Speaking Thursday, Carter said the battalion has been sending about 10 soldiers to the campus each day. Once there, they help teachers and provide escorts for students around campus and to the buses.
“I think it helps keeps everybody calm,” Carter said. “The students really feel safe and secure, despite the rumors. In the end, we really just want to be there and help.”
Earlier this month, district and Copperas Cove Police Department officials acknowledged a threat that was found on Facebook, which stated that Copperas Cove High School will be “shot up and bombed” on Dec. 21. Even though police and Superintendent Joseph Burns said there was “no truth” to those rumors, the district and the department said there were plans to heighten security.
In addition to the extra manpower from Fort Hood and local police, the district appears to be using a number of other security measures.
Witnesses, including parents and Cove middle and high school students, reported students and their belongings were being searched prior to entering the school, and confirmed the use of metal detectors.
Those security measures and others will remain in place indefinitely, according to the district.
The increased security in Copperas Cove comes at a time when many schools across the country are likely reviewing safety measures in the wake of a Dec. 14 shooting at a Connecticut elementary school, which left 20 children and six adults dead. The gunman also killed his mother and himself.
In the days after the Newtown, Conn., shooting, Texas Attorney General Greg Abbott urged school districts to review their safety plans, and released a list of 78 Texas districts that did not meet reporting and safety standards.
On Dec. 17, state education commissioner Michael Williams called on all districts to review their emergency operation plans.
On Dec. 14, the Killeen Independent School District released a statement that said its emergency plans and procedures were reviewed by district staff and principals at a Dec. 13 meeting.
“Killeen ISD is continually looking at the district’s emergency plans and procedures to ensure they are being followed and are ready to be implemented, if necessary,” the statement read.
While districts like Cove and Killeen seek to protect students from threats of violence, simply increasing security may not be the answer.
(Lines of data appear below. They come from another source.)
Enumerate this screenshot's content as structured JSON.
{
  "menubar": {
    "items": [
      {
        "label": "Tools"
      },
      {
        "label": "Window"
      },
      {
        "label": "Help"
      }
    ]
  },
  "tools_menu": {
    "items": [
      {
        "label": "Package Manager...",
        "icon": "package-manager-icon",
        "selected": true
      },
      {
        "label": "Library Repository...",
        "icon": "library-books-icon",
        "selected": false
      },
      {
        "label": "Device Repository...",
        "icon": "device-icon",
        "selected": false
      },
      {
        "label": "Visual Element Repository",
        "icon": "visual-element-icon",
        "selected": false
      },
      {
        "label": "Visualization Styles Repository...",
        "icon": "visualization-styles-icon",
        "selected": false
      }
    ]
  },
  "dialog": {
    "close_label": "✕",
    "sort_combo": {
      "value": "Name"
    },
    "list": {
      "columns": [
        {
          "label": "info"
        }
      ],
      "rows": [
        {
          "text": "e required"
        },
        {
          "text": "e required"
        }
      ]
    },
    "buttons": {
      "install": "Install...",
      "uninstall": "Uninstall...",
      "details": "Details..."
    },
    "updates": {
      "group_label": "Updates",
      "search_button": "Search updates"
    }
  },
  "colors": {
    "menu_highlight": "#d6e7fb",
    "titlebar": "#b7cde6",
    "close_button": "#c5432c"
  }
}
A statement released Wednesday by the Interdisciplinary Group on Preventing School and Community Violence, made up of university researchers from across the country, called for more effective prevention efforts.
“Inclinations to intensify security in schools should be reconsidered,” the statement reads. “We cannot and should not turn our schools into fortresses.”
The statement, co-written by a group of nine college professors, instead calls for improving communication and trust between students, families, the community and law enforcement as well as improving access to mental health services and limiting the availability of firearms to those unable or unwilling to use them in a lawful manner.
“A balanced approach implies well-integrated programs that make sense and are effective,” the statement reads. “Although it may be logical to control public entrances to a school, reliance on metal detectors, security cameras, guards, and entry check points is unlikely to provide protection against all school-related shooting, including the shooting at Sandy Hook Elementary.”
As these larger issues continue to be discussed by researchers, pundits and politicians, districts like the ones in Killeen and Copperas Cove will continue to manage the need for security with the desire to create an ideal learning environment for students.